Not the first time (Score:5, Funny)
This is not the first time that Alan 'Call me Al' Staff has caused this problem.
Some mistakes can come back and haunt (Score:2)
HR Departments (Score:5, Interesting)
It's a job that nobody with a brain ever wanted to do. Actually, it's a job that nobody ever wanted to do. Nobody ever grows up wanting to work in HR. The only people who do work in HR, are those who have failed. And they bear a grudge.
Which explains why their inhumanity creates situations like this one, and so many similar situations. With the technology currently available, real managers can manage. HR staff need to be fired. All of them, everywhere. The world never really needed them in the first place, but there's no justification for having them now.
The first corporation that has the insight to fire all its HR people will wipe the floor with its competition within 5 years. They will have all the advantages of a small business, mixed with the power of a corporation. And they will have MUCH happier, more productive, employees.
Re:HR Departments (Score:4, Informative)
The first corporation that has the insight to fire all its HR people will wipe the floor with its competition within 5 years. They will have all the advantages of a small business, mixed with the power of a corporation. And they will have MUCH happier, more productive, employees.
I agree, until of course, someone critical leaves and they discover "Opps, we didn't have a non-compete or even a non-solicit signed by them." Or "We're being sued because some manager violated a bunch of employment laws during the hiring process." That person we just hired as a driver? It would have been nice to know he had six DUIs before we gave him the keys to one of out trucks.
no HR does not = no driver or other checks (Score:3)
no HR does not = no driver or other checks.
It's the manager / team lead who should be doing the hiring / firing. And some HR stuff can be done by the back office or having HR not control hiring
I'm not kidding, boss (Score:2)
I really did just change my name to Majordomo.
happens all the time (Score:5, Interesting)
I was an administrator for a medium size tech company in the early nineties, and we got this all the time. The problem was not with the technically inept, but with the engineers, who would commonly send emails with:
mail -s "some subject line text" user_name (left_arrow) textfile
This was the same company that had a homegrown script to delete a user from the system. (Not written, maintained or owned by my team, I hasten to say.) The script had inadequate error checking, and if an operator hit carriage return without entering a user name, the script would delete the entire home directory structure on several machines. It kept us busy.

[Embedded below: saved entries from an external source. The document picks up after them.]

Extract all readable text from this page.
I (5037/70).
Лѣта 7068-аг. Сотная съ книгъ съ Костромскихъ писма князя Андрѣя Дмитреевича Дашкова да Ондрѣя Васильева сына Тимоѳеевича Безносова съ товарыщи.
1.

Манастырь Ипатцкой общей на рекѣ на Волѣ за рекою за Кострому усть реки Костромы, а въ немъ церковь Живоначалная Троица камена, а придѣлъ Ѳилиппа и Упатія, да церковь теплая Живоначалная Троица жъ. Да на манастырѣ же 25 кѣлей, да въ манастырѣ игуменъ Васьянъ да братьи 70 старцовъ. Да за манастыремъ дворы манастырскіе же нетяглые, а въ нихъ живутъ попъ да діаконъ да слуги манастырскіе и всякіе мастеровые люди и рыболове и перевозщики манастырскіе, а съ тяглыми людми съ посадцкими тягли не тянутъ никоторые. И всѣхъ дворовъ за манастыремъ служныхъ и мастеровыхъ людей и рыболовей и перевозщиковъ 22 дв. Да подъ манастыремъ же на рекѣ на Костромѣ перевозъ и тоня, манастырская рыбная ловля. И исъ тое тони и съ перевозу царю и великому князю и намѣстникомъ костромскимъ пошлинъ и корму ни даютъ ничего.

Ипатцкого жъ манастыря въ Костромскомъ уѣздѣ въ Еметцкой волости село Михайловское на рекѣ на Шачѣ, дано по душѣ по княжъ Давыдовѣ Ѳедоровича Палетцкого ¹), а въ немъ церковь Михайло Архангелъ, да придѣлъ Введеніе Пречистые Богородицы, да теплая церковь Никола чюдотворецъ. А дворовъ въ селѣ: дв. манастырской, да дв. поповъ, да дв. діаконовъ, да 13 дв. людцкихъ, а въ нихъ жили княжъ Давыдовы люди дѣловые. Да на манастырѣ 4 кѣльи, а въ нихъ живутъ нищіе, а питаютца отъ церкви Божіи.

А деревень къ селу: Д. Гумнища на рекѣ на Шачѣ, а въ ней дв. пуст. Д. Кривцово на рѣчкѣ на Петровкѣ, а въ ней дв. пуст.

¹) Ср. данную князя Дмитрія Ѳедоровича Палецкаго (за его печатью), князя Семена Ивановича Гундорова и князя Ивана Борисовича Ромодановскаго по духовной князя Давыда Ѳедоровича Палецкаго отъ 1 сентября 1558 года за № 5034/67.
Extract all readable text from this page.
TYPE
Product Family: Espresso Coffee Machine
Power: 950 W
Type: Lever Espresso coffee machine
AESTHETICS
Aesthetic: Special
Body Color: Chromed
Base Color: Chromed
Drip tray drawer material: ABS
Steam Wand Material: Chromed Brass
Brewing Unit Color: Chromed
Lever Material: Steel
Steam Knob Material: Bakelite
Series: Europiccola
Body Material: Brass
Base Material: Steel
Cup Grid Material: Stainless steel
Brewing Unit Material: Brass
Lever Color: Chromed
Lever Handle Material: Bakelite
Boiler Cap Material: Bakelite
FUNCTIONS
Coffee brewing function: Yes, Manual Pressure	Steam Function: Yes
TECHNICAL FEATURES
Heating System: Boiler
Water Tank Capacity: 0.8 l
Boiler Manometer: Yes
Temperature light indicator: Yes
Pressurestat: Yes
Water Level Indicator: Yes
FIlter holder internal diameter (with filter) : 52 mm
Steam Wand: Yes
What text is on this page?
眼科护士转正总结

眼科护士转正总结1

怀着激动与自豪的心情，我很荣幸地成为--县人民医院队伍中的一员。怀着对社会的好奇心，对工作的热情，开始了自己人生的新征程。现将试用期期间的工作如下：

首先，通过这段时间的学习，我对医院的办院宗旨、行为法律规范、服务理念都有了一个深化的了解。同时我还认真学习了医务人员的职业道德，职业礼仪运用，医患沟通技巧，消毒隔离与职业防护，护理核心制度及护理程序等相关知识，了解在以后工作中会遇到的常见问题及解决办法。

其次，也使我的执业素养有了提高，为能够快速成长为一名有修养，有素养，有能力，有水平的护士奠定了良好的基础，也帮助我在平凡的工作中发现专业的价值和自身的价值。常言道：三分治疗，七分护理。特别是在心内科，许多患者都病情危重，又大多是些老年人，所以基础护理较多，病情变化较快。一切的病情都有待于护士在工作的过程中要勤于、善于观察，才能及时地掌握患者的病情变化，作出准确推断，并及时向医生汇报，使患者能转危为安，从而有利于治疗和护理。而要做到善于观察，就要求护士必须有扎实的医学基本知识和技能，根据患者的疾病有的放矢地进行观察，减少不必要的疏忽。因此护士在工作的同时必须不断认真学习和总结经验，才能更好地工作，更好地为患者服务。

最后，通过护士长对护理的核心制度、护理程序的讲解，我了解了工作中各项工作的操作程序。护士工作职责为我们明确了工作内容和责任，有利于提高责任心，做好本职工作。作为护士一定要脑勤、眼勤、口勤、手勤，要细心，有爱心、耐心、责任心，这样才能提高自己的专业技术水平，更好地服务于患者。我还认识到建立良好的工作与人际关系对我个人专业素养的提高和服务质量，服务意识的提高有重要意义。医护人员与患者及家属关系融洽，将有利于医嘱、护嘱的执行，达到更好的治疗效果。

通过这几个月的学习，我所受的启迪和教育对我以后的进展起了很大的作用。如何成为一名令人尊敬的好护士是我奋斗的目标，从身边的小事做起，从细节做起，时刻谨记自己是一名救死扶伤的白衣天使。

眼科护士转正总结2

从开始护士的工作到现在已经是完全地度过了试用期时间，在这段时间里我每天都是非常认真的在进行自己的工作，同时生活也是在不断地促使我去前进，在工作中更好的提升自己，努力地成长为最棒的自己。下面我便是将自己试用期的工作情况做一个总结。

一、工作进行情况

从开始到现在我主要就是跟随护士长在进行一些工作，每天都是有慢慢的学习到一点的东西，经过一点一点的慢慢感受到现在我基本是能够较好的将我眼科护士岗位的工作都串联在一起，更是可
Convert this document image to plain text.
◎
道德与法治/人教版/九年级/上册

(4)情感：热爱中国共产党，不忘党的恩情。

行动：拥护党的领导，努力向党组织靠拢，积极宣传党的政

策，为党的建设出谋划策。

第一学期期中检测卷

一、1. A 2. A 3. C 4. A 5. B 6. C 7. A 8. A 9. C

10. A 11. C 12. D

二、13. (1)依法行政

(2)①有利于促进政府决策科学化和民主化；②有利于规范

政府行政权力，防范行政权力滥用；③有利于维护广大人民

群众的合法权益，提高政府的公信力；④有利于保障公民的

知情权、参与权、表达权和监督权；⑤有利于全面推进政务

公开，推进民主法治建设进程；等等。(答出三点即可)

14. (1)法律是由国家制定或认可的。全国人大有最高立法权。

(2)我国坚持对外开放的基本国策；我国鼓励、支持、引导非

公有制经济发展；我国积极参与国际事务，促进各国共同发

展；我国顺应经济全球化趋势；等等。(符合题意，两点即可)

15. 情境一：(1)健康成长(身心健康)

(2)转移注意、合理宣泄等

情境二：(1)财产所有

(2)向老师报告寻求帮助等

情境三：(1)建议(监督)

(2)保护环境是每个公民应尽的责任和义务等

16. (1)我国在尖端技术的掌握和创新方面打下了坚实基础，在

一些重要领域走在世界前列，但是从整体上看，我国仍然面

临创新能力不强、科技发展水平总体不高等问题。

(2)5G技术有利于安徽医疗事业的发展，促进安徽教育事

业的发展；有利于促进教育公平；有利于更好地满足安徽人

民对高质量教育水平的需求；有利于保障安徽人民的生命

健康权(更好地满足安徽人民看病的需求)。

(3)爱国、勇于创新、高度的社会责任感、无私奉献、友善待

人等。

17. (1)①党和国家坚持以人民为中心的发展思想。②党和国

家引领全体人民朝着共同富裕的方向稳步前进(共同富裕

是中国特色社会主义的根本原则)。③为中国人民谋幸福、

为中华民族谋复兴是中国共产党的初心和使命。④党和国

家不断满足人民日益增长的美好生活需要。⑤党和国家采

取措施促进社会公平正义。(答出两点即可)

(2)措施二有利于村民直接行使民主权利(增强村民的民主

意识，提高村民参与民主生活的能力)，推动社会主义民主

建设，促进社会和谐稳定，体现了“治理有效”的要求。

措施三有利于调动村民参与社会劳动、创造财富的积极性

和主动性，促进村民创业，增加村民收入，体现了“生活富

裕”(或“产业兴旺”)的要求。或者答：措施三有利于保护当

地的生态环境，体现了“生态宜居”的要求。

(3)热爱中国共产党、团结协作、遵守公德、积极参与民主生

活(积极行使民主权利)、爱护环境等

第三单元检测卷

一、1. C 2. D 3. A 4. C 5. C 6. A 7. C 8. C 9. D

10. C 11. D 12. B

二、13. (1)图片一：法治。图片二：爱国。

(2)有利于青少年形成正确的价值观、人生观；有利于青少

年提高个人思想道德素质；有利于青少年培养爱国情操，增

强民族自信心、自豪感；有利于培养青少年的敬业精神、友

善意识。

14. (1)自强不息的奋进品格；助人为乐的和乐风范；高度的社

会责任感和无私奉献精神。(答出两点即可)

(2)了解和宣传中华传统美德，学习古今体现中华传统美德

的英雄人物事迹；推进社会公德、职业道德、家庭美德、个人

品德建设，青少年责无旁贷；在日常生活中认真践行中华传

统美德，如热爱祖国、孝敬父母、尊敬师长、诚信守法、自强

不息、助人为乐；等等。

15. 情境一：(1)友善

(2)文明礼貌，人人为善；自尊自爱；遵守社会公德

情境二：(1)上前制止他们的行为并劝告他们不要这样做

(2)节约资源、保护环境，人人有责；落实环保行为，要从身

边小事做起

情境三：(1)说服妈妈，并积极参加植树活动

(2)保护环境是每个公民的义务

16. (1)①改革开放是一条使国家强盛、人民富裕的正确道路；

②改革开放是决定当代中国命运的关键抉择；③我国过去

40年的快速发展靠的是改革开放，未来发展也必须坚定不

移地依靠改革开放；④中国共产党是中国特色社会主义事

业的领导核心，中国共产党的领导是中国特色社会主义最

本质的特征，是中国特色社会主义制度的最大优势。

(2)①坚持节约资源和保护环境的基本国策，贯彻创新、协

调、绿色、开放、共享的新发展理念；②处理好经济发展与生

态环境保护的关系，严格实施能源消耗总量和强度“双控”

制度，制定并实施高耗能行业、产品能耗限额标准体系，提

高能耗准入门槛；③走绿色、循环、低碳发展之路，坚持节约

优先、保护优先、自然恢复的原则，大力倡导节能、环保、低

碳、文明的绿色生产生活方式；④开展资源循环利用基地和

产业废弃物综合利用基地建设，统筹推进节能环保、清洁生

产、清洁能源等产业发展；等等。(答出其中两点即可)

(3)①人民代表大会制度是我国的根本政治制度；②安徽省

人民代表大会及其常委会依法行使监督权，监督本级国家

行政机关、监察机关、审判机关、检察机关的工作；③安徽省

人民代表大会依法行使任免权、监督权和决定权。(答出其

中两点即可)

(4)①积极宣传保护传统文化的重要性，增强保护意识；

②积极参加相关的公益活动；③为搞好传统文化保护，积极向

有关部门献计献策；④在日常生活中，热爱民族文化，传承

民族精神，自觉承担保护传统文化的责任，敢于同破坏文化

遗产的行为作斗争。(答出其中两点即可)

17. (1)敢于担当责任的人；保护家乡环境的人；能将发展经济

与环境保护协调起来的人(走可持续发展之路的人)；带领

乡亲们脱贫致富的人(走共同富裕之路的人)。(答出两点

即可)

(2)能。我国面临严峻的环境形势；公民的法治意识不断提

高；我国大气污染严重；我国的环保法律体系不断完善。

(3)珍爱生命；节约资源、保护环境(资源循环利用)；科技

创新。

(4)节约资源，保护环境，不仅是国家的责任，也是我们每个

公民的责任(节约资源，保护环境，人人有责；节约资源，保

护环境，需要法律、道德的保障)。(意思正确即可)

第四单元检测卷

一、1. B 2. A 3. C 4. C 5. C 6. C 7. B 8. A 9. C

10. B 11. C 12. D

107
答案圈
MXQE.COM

I got fired by mistake once (Score:5, Interesting)
It happened when I was in support. I couldn't clock in. A told the manager about it and she was like, "maybe you got fired". We both had a good laugh about it because we were all on good terms. No mass layoffs were expected, this was the go-go 90s. Next day--still can't clock in. Manager is more serious. "I'll have to look into this". Sure enough, somebody fat-fingered me off the payroll.
It was actually a good thing--I got paid for my accumulated vacation hours. They couldn't figure out how to charge them back to vacation. They "re-hired" me and I got money. The vacation hours started accumulating from zero; but I had just taken a few days so I didn't mind saving up again. The money came in handy.
The second snafu... (Score:4, Funny)
The second snafu is when 500 of those people did a Reply-All saying "sod off wankers!"
Re: (Score:3)
Bah. In any large organization, there is bound to be one person who doesn't understand the 'Reply to All' button, no matter how many Sunday afternoons you have put aside to teach them the basics of emailing. Said person should be fired (and the IT department, no doubt, would cheer you on as you did it).